Wil's birth story, part one

With Timothy recently turning two (and finally starting to form some words!) and Luke turning six I have been thinking a lot about Wil. About where he was when he was two and where he might be when he is six, about the milestone's he has reached, about the milestone's he has yet to reach, about how much harder he works for things, about how quickly he gets past hurt feelings and moves to hugs, about how he seeks me out above anyone else in the house when he is upset. I have also been thinking about what life would be like without Wil. I simply cannot imagine it. I feel so incredibly fortunate to have Wil in my life. In our lives.

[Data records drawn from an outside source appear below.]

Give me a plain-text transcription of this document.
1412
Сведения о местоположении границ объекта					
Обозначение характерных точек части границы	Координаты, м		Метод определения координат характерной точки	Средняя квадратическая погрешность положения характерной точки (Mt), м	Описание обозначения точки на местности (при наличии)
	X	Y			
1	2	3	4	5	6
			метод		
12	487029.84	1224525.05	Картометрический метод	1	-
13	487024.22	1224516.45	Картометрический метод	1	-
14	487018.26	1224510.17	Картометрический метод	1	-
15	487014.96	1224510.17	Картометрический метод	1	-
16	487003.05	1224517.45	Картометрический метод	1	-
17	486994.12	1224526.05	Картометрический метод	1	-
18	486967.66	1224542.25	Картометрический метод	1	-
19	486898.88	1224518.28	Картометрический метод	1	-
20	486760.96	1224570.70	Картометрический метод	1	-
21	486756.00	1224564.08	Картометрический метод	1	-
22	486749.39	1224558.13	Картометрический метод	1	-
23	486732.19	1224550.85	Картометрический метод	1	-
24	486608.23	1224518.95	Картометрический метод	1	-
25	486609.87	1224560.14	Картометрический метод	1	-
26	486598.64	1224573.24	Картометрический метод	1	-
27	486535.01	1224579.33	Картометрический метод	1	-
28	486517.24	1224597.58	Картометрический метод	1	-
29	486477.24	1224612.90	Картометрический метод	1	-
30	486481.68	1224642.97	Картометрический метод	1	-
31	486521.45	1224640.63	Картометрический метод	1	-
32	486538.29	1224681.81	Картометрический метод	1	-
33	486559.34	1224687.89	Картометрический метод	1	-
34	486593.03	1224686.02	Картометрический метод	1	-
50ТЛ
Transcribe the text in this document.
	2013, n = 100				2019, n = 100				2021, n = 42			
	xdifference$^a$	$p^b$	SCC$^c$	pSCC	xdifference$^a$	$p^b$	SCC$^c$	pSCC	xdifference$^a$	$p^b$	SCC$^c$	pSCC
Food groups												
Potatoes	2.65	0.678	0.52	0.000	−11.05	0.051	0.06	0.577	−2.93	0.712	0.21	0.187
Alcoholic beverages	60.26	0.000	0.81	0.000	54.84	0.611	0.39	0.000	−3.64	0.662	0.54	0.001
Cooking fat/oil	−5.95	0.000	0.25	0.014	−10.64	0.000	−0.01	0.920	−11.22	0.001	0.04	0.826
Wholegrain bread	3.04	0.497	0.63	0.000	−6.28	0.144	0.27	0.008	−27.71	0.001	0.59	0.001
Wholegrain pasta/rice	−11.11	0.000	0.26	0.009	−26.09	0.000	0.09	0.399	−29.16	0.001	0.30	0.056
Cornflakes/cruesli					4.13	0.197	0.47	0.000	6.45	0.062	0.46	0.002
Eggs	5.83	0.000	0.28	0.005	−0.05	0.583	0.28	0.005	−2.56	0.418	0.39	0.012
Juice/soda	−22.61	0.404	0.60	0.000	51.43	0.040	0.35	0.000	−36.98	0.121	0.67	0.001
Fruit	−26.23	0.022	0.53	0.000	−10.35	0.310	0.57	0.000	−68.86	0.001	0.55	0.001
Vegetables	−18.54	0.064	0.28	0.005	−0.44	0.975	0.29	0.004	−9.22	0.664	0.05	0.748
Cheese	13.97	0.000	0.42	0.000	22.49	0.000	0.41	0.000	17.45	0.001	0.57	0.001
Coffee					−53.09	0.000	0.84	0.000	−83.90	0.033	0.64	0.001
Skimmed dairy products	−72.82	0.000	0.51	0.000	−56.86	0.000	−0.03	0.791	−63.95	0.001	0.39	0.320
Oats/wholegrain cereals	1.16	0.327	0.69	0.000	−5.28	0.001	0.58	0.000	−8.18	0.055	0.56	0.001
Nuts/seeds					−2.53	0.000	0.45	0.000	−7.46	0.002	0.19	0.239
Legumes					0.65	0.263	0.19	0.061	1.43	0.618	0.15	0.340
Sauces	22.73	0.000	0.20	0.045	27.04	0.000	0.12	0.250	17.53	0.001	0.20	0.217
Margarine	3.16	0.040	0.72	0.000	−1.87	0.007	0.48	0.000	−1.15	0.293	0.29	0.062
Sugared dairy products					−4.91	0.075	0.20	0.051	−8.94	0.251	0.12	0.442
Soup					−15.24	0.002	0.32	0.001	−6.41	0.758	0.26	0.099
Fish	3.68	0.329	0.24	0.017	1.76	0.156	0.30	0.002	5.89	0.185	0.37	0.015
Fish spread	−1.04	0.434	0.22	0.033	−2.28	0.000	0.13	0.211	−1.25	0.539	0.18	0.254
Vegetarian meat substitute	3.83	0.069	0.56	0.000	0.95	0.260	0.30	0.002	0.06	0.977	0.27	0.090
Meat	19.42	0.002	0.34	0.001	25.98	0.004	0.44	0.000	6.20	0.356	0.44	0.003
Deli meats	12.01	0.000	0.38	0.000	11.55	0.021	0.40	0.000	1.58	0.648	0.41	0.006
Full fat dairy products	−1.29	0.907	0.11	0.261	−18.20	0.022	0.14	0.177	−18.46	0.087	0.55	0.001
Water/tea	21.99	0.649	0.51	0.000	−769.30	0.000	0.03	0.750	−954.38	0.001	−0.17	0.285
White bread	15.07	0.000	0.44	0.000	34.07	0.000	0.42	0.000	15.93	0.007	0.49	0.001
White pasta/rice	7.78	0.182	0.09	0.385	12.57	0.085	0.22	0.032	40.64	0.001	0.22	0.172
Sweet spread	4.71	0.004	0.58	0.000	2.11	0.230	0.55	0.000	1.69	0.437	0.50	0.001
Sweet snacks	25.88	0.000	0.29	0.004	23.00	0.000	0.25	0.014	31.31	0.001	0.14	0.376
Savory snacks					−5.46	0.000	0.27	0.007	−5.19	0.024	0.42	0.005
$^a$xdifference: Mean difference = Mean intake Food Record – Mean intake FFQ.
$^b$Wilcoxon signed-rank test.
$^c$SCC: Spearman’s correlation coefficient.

Wil is not "typical" and neither was his conception, my pregnancy with him, or his delivery. Humanly speaking Wil almost wasn't in our lives. After months and months of dealing with secondary infertility, undergoing surgery for endometriosis, test after test to determine the nature of my infertility, clomid cycle's, and three months of failed IUI's, James and I decided we were done with treatments. I didn't feel, emotionally or physically, that I could go through with the shots, the ultra-sounds revealing the not so good news that my "eggs were just okay but let's go ahead and inseminate" followed by more blood draws and another big fat negative. Then there was the financial side of things. Our insurance didn't cover infertility treatments and we were spent out. So during the third IUI cycle James and I decided we would stop. We had Luke and were incredibly grateful for him and down the road we would pursue adoption.

We had made our decision, or so I thought. There were a handful of people in our lives who knew we were going through these treatments, knew of the heartbreak we experienced with each failed attempt, knew how badly we wanted to parent another child, and knew we had made the decision to stop the fertility treatments. One of these families came to us and shared their love for James and Luke and me and their desire to see us parent more children. They very generously offered to pay for another treatment cycle and to help us recover from those we were still paying out. It was at this time that I realized I wasn't done. Their offer and encouragement gave me a strength from the Lord that was undeniable. I had to give it one more shot. When the money wasn't an issue I realized that although I felt emotionally and physically drained from the year long process, my heart was not. My heart didn't feel done and my ache for another child was too strong to give up just yet. And so, we went one more round. And, determined to give it everything I could, I got brave with my reproductive endocrinologist and demanded that he prescribe progesterone after insemination (my own research had convinced me that this was my biggest problem but my RE did not agree) and after refusing on all other cycles he finally agreed. I also received acupuncture.

The day that I was due to receive the results of my hcg beta (blood work to determine pregnancy) was the same day James and I were closing on our first home. In the middle of the closing my cell phone rang - it was my RE's nurse so I excused myself from the meeting knowing I was either going to fall apart crying or scream for joy. She had been with us from the beginning so I knew from her voice that this phone call was different when she said, "Stacy?" with a hint of enthusiasm in her voice. She went on to tell me that I was very, very pregnant with a strong, healthy beta that had doubled as it should. I let out a squeal and then I cried, tears of joy.

There is hardly a week that goes by that I don't think about our friends and their generosity and their encouragement and their belief in us as parents. The Lord used them to bring us Wil and I will be forever grateful for that.

Of course, at the time of that positive pregnancy test we did not know that Wil would be Wil. We also did not know the turn my pregnancy would take at 27 weeks.




Spitmonkey said...

I remember the days when Will was born. I can't wait to hear it told from you. :) I remember we hadn't heard from you in a while on the group board and we were worried.

Terry Family said...

I know what you went through was very difficult - the endless tests, treatments, blood work, perscriptions, ultra sounds - it is so emotionally draining.

You're post is reflective of the struggles of so many women. Thank you for sharing it. I look forward to reading the rest of Will's story!